Location
- Country: United States
- State: California
- Region: Sonoma County

Physical characteristics
- Source: Welbridge Ridge
- • location: 14 mi (20 km) west of Healdsburg, California
- • coordinates: 38°39′11″N 123°6′37″W﻿ / ﻿38.65306°N 123.11028°W
- • elevation: 2,200 ft (670 m)
- Mouth: Wheatfield Fork Gualala River
- • location: 11 mi (18 km) north of Fort Ross, California
- • coordinates: 38°39′45″N 123°14′2″W﻿ / ﻿38.66250°N 123.23389°W
- • elevation: 322 ft (98 m)

Basin features
- • left: Cedar Creek, Pepperwood Creek, Allen Creek
- • right: Britain Creek, Soda Spring Creek

= House Creek (California) =

House Creek is a 12.3 mi stream in the mountains of western Sonoma County, California which empties into the Wheatfield Fork Gualala River.

==Course==
The creek originates on Welbridge Ridge and descends initially to the west. Cedar Creek enters from the southeast, then Britain Creek from the north. It follows Sewell Road southward for about 0.5 mi to where Pepperwood Creek enters from the east, then westward about 0.6 mi to where Allen Creek enters from the southwest. It then flows generally northward. After Soda Spring Creek enters from the east, the creek crosses under Stewarts Point Skaggs Springs Road and empties into the Wheatfield Fork.

==Habitat and pollution==
As of 2000, House Creek and most of its major tributaries supported steelhead trout.

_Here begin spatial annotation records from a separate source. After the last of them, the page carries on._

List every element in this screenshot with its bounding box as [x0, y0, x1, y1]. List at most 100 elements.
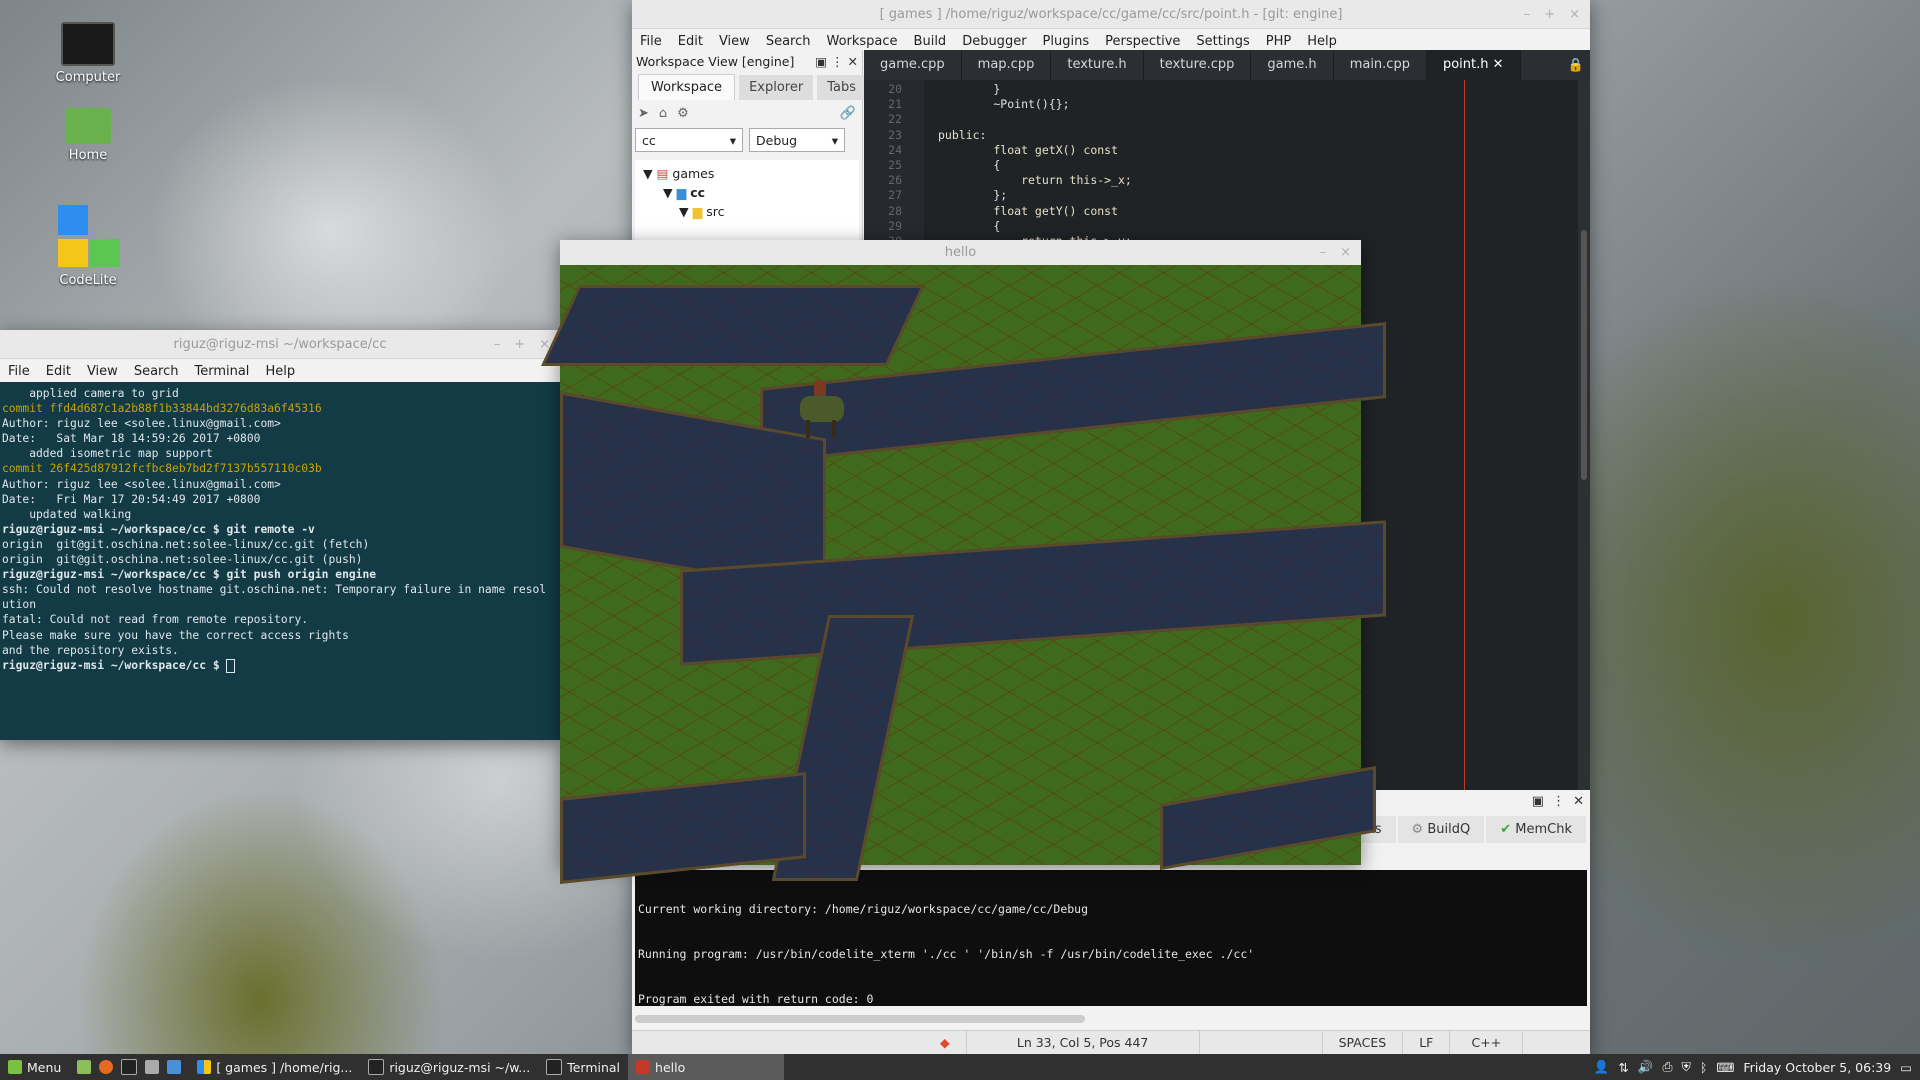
- output-console[interactable]: Current working directory: /home/riguz/w…: [635, 870, 1587, 1006]
- taskbar-window-terminal-2[interactable]: Terminal: [538, 1054, 628, 1080]
- notifications-icon[interactable]: ▭: [1900, 1060, 1912, 1075]
- taskbar-window-hello[interactable]: hello: [628, 1054, 785, 1080]
- close-panel-icon[interactable]: ✕: [848, 54, 858, 69]
- menu-help[interactable]: Help: [1299, 34, 1345, 49]
- close-icon[interactable]: ×: [1569, 7, 1580, 22]
- expand-arrow-icon: ▼: [679, 204, 689, 219]
- menu-view[interactable]: View: [711, 34, 758, 49]
- send-icon[interactable]: ➤: [638, 106, 649, 121]
- tab-tabs[interactable]: Tabs: [817, 75, 866, 100]
- maximize-icon[interactable]: +: [514, 337, 525, 352]
- detach-icon[interactable]: ▣: [815, 54, 827, 69]
- desktop-icon-label: Computer: [55, 70, 121, 85]
- menu-view[interactable]: View: [79, 364, 126, 379]
- files-icon[interactable]: [145, 1060, 160, 1074]
- minimize-icon[interactable]: –: [1524, 7, 1531, 22]
- configuration-select[interactable]: Debug ▾: [749, 128, 845, 152]
- lock-icon[interactable]: 🔒: [1562, 58, 1590, 73]
- editor-tab[interactable]: texture.h: [1051, 50, 1144, 80]
- gear-icon[interactable]: ⚙: [677, 106, 689, 121]
- project-select[interactable]: cc ▾: [635, 128, 743, 152]
- build-icon: ⚙: [1411, 821, 1424, 837]
- menu-settings[interactable]: Settings: [1188, 34, 1257, 49]
- minimize-icon[interactable]: –: [494, 337, 501, 352]
- chevron-down-icon: ▾: [729, 132, 736, 148]
- desktop-icon-codelite[interactable]: CodeLite: [33, 205, 143, 288]
- volume-icon[interactable]: 🔊: [1638, 1059, 1654, 1075]
- terminal-output[interactable]: applied camera to grid commit ffd4d687c1a…: [0, 382, 560, 740]
- tab-memchk[interactable]: ✔ MemChk: [1486, 815, 1586, 843]
- editor-tab[interactable]: texture.cpp: [1144, 50, 1252, 80]
- editor-scrollbar[interactable]: [1578, 80, 1590, 790]
- terminal-line: applied camera to grid: [2, 387, 179, 400]
- menu-edit[interactable]: Edit: [670, 34, 711, 49]
- menu-file[interactable]: File: [0, 364, 38, 379]
- network-icon[interactable]: ⇅: [1618, 1060, 1628, 1075]
- close-panel-icon[interactable]: ✕: [1573, 794, 1584, 809]
- bluetooth-icon[interactable]: ᛒ: [1700, 1060, 1708, 1075]
- start-menu-button[interactable]: Menu: [0, 1054, 69, 1080]
- editor-tab[interactable]: main.cpp: [1334, 50, 1427, 80]
- keyboard-icon[interactable]: ⌨: [1716, 1060, 1734, 1075]
- game-canvas[interactable]: [541, 265, 1386, 884]
- more-icon[interactable]: ⋮: [1552, 794, 1565, 809]
- hello-titlebar[interactable]: hello – ×: [560, 240, 1361, 266]
- screenshot-icon[interactable]: [167, 1060, 182, 1074]
- menu-php[interactable]: PHP: [1258, 34, 1299, 49]
- show-desktop-icon[interactable]: [77, 1060, 92, 1074]
- printer-icon[interactable]: ⎙: [1662, 1059, 1672, 1075]
- codelite-titlebar[interactable]: [ games ] /home/riguz/workspace/cc/game/…: [632, 0, 1590, 29]
- editor-tab[interactable]: game.h: [1251, 50, 1334, 80]
- tree-node-src[interactable]: ▼ ▆ src: [635, 202, 859, 221]
- taskbar-window-terminal[interactable]: riguz@riguz-msi ~/w...: [360, 1054, 538, 1080]
- language-mode[interactable]: C++: [1450, 1031, 1524, 1055]
- menu-edit[interactable]: Edit: [38, 364, 79, 379]
- close-icon[interactable]: ×: [1340, 245, 1351, 260]
- maximize-icon[interactable]: +: [1544, 7, 1555, 22]
- tree-node-games[interactable]: ▼ ▤ games: [635, 164, 859, 183]
- tree-node-cc[interactable]: ▼ ▆ cc: [635, 183, 859, 202]
- terminal-icon[interactable]: [121, 1059, 138, 1075]
- clock[interactable]: Friday October 5, 06:39: [1743, 1060, 1891, 1075]
- menu-plugins[interactable]: Plugins: [1035, 34, 1098, 49]
- close-tab-icon[interactable]: ✕: [1493, 57, 1504, 72]
- firefox-icon[interactable]: [99, 1060, 114, 1074]
- horizontal-scrollbar[interactable]: [635, 1015, 1085, 1023]
- desktop-icon-computer[interactable]: Computer: [33, 22, 143, 85]
- editor-tab-active[interactable]: point.h ✕: [1426, 50, 1521, 80]
- eol-mode[interactable]: LF: [1403, 1031, 1451, 1055]
- terminal-line: origin git@git.oschina.net:solee-linux/c…: [2, 537, 370, 551]
- detach-icon[interactable]: ▣: [1532, 794, 1544, 809]
- menu-build[interactable]: Build: [906, 34, 955, 49]
- git-icon[interactable]: ◆: [924, 1031, 967, 1055]
- menu-help[interactable]: Help: [257, 364, 303, 379]
- shield-icon[interactable]: ⛨: [1681, 1059, 1690, 1075]
- tab-workspace[interactable]: Workspace: [638, 74, 736, 100]
- tree-label: src: [706, 204, 725, 219]
- menu-search[interactable]: Search: [758, 34, 819, 49]
- menu-debugger[interactable]: Debugger: [954, 34, 1034, 49]
- tab-buildq[interactable]: ⚙ BuildQ: [1397, 815, 1485, 843]
- tab-explorer[interactable]: Explorer: [739, 75, 814, 100]
- project-folder-icon: ▆: [676, 185, 687, 200]
- terminal-titlebar[interactable]: riguz@riguz-msi ~/workspace/cc – + ×: [0, 330, 560, 359]
- menu-workspace[interactable]: Workspace: [818, 34, 905, 49]
- minimize-icon[interactable]: –: [1320, 245, 1327, 260]
- menu-file[interactable]: File: [632, 34, 670, 49]
- quick-launch: [69, 1054, 189, 1080]
- indent-mode[interactable]: SPACES: [1323, 1031, 1404, 1055]
- menu-search[interactable]: Search: [126, 364, 187, 379]
- user-icon[interactable]: 👤: [1594, 1059, 1610, 1075]
- editor-tab[interactable]: game.cpp: [864, 50, 962, 80]
- taskbar: Menu [ games ] /home/rig... riguz@riguz-…: [0, 1054, 1920, 1080]
- menu-perspective[interactable]: Perspective: [1097, 34, 1188, 49]
- desktop-icon-home[interactable]: Home: [33, 108, 143, 163]
- link-editor-icon[interactable]: 🔗: [840, 106, 856, 121]
- taskbar-window-codelite[interactable]: [ games ] /home/rig...: [189, 1054, 360, 1080]
- editor-tab[interactable]: map.cpp: [962, 50, 1052, 80]
- more-icon[interactable]: ⋮: [831, 54, 844, 69]
- menu-terminal[interactable]: Terminal: [186, 364, 257, 379]
- terminal-line: fatal: Could not read from remote reposi…: [2, 613, 309, 627]
- monitor-icon: [61, 22, 115, 66]
- home-icon[interactable]: ⌂: [659, 106, 667, 121]
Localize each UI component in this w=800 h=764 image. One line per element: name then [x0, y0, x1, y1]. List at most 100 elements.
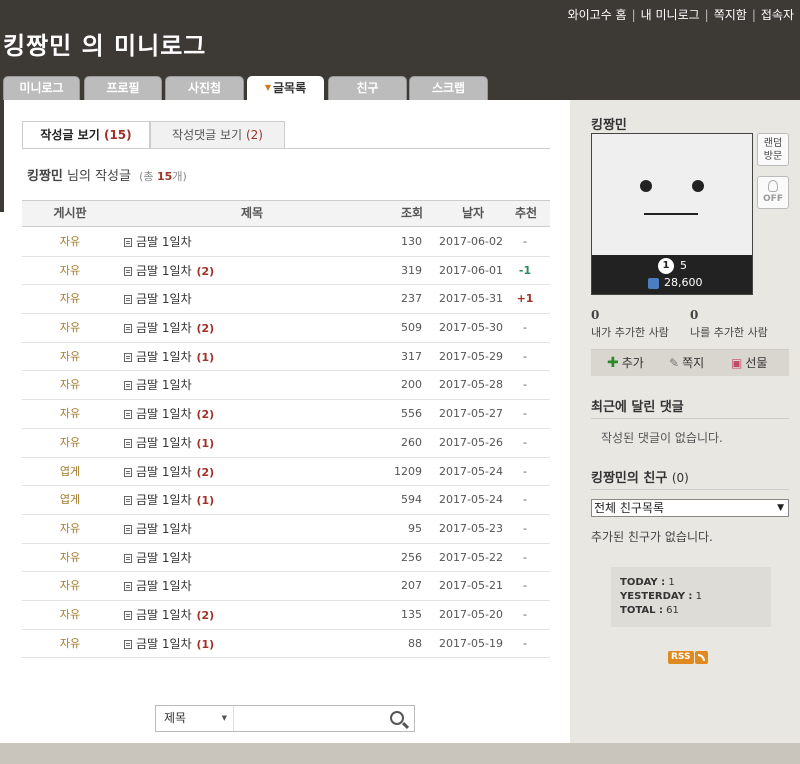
tab-photo-album[interactable]: 사진첩 [165, 76, 244, 100]
row-board[interactable]: 자유 [22, 572, 118, 600]
row-board[interactable]: 엽게 [22, 486, 118, 514]
row-date: 2017-05-29 [439, 349, 503, 363]
random-visit-button[interactable]: 랜덤 방문 [757, 133, 789, 166]
document-icon [124, 266, 132, 276]
add-friend-button[interactable]: ✚ 추가 [607, 350, 644, 376]
row-board[interactable]: 자유 [22, 630, 118, 658]
row-board[interactable]: 자유 [22, 400, 118, 428]
sidebar: 킹짱민 1 5 28,600 랜덤 방문 OFF 0 내가 추가한 사람 0 나를 … [571, 100, 800, 743]
row-views: 256 [401, 550, 422, 564]
row-views: 95 [408, 521, 422, 535]
link-visitors[interactable]: 접속자 [761, 8, 794, 22]
link-my-minilog[interactable]: 내 미니로그 [641, 8, 700, 22]
row-title: 금딸 1일차 [136, 579, 192, 594]
col-date: 날자 [461, 206, 485, 220]
row-date: 2017-06-02 [439, 235, 503, 248]
footer [0, 743, 800, 764]
row-title: 금딸 1일차 [136, 493, 192, 508]
row-title-link[interactable]: 금딸 1일차 (2) [124, 400, 214, 429]
row-board[interactable]: 자유 [22, 429, 118, 457]
document-icon [124, 438, 132, 448]
subtab-my-comments-count: (2) [245, 128, 263, 142]
row-board[interactable]: 자유 [22, 343, 118, 371]
friends-list-select[interactable]: 전체 친구목록 ▼ [591, 499, 789, 517]
row-board[interactable]: 자유 [22, 515, 118, 543]
table-row: 자유 금딸 1일차 (1) 88 2017-05-19- [22, 630, 550, 659]
row-title-link[interactable]: 금딸 1일차 (2) [124, 458, 214, 487]
tab-minilog[interactable]: 미니로그 [3, 76, 80, 100]
stat-added-me-label[interactable]: 나를 추가한 사람 [690, 326, 768, 339]
row-views: 260 [401, 435, 422, 449]
owner-name: 킹짱민 [591, 118, 627, 133]
visits-today: TODAY : 1 [620, 576, 771, 590]
row-title-link[interactable]: 금딸 1일차 (2) [124, 314, 214, 343]
row-title-link[interactable]: 금딸 1일차 (1) [124, 343, 214, 372]
header: 와이고수 홈 | 내 미니로그 | 쪽지함 | 접속자 킹짱민 의 미니로그 미니로그 프로… [0, 0, 800, 100]
tab-scrap[interactable]: 스크랩 [409, 76, 488, 100]
light-toggle-button[interactable]: OFF [757, 176, 789, 209]
row-recommend: - [523, 407, 527, 421]
table-row: 자유 금딸 1일차 (2) 509 2017-05-30- [22, 314, 550, 343]
document-icon [124, 295, 132, 305]
visits-total-value: 61 [666, 605, 679, 616]
row-views: 317 [401, 349, 422, 363]
table-row: 자유 금딸 1일차 (2) 319 2017-06-01 -1 [22, 257, 550, 286]
send-note-button[interactable]: ✎ 쪽지 [669, 350, 704, 376]
tab-post-list-label: 글목록 [273, 81, 307, 95]
row-title-link[interactable]: 금딸 1일차 [124, 572, 193, 601]
row-board[interactable]: 자유 [22, 257, 118, 285]
row-board[interactable]: 자유 [22, 285, 118, 313]
subtab-my-posts[interactable]: 작성글 보기 (15) [22, 121, 150, 149]
row-comment-count: (2) [196, 322, 215, 336]
tab-post-list[interactable]: ▼ 글목록 [247, 76, 324, 100]
search-icon[interactable] [390, 711, 404, 725]
bulb-icon [768, 180, 778, 192]
chevron-down-icon: ▼ [221, 714, 227, 722]
tab-profile[interactable]: 프로필 [84, 76, 162, 100]
action-bar: ✚ 추가 ✎ 쪽지 ▣ 선물 [591, 349, 789, 376]
row-title-link[interactable]: 금딸 1일차 (2) [124, 601, 214, 630]
link-message-box[interactable]: 쪽지함 [714, 8, 747, 22]
row-title-link[interactable]: 금딸 1일차 (1) [124, 630, 214, 659]
col-board: 게시판 [53, 206, 87, 220]
row-views: 135 [401, 607, 422, 621]
document-icon [124, 582, 132, 592]
search-scope-select[interactable]: 제목 ▼ [156, 706, 234, 731]
row-title-link[interactable]: 금딸 1일차 (2) [124, 257, 214, 286]
row-board[interactable]: 자유 [22, 228, 118, 256]
row-title-link[interactable]: 금딸 1일차 (1) [124, 429, 214, 458]
tab-friends[interactable]: 친구 [328, 76, 407, 100]
search-input[interactable] [236, 708, 376, 729]
table-row: 자유 금딸 1일차 237 2017-05-31 +1 [22, 285, 550, 315]
rss-button[interactable]: RSS [668, 651, 708, 664]
row-views: 130 [401, 235, 422, 248]
send-note-label: 쪽지 [682, 356, 705, 370]
visitor-counter: TODAY : 1 YESTERDAY : 1 TOTAL : 61 [611, 567, 771, 627]
caret-down-icon: ▼ [264, 83, 272, 92]
divider [591, 489, 789, 490]
note-icon: ✎ [669, 356, 680, 370]
gift-icon: ▣ [731, 356, 743, 370]
row-title-link[interactable]: 금딸 1일차 [124, 285, 193, 314]
gift-button[interactable]: ▣ 선물 [731, 350, 767, 376]
row-comment-count: (2) [196, 264, 215, 278]
row-title-link[interactable]: 금딸 1일차 [124, 515, 193, 544]
stat-added-by-me-label[interactable]: 내가 추가한 사람 [591, 326, 669, 339]
row-title-link[interactable]: 금딸 1일차 [124, 371, 193, 400]
row-title-link[interactable]: 금딸 1일차 (1) [124, 486, 214, 515]
row-board[interactable]: 엽게 [22, 458, 118, 486]
link-yigosu-home[interactable]: 와이고수 홈 [568, 8, 627, 22]
row-title-link[interactable]: 금딸 1일차 [124, 228, 193, 257]
row-title-link[interactable]: 금딸 1일차 [124, 544, 193, 573]
table-row: 엽게 금딸 1일차 (2) 1209 2017-05-24- [22, 458, 550, 487]
row-board[interactable]: 자유 [22, 601, 118, 629]
row-board[interactable]: 자유 [22, 314, 118, 342]
recent-comments-empty: 작성된 댓글이 없습니다. [601, 431, 723, 445]
stat-added-me-count: 0 [690, 308, 699, 322]
row-board[interactable]: 자유 [22, 371, 118, 399]
row-date: 2017-05-27 [439, 407, 503, 421]
subtab-my-comments[interactable]: 작성댓글 보기 (2) [150, 121, 285, 149]
points-value: 28,600 [664, 276, 703, 289]
friends-select-value: 전체 친구목록 [594, 501, 665, 515]
row-board[interactable]: 자유 [22, 544, 118, 572]
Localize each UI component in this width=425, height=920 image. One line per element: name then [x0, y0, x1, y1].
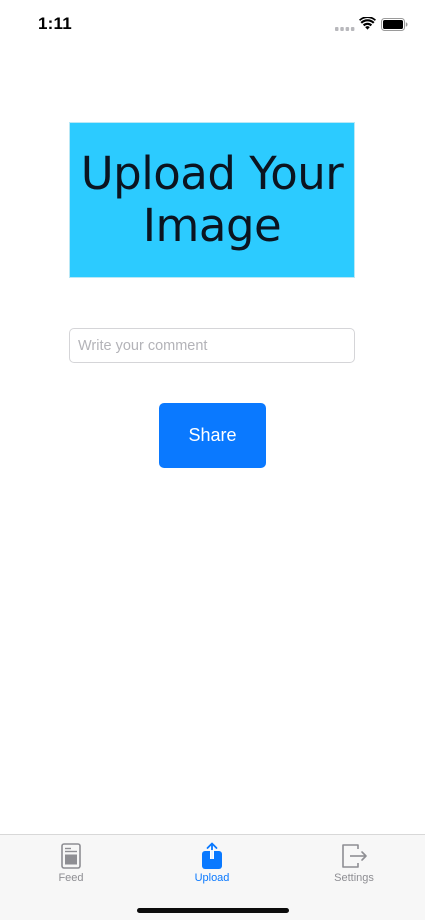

However, by 2002 the trout were so threatened that the National Oceanic and Atmospheric Administration took action against Hedgpeth Ranch operator James Soper for killing 34 juvenile fish by driving a tractor through the creek.

==Bridges==
The Stewarts Point Skaggs Springs Road bridge was built in 1921 and widened to 34.5 ft in 1976. By road it is 20.8 mi east of State Route 1. It consists of three spans, each roughly 50 ft long. Sonoma County bid out the seismic retrofitting of this structure in 2002.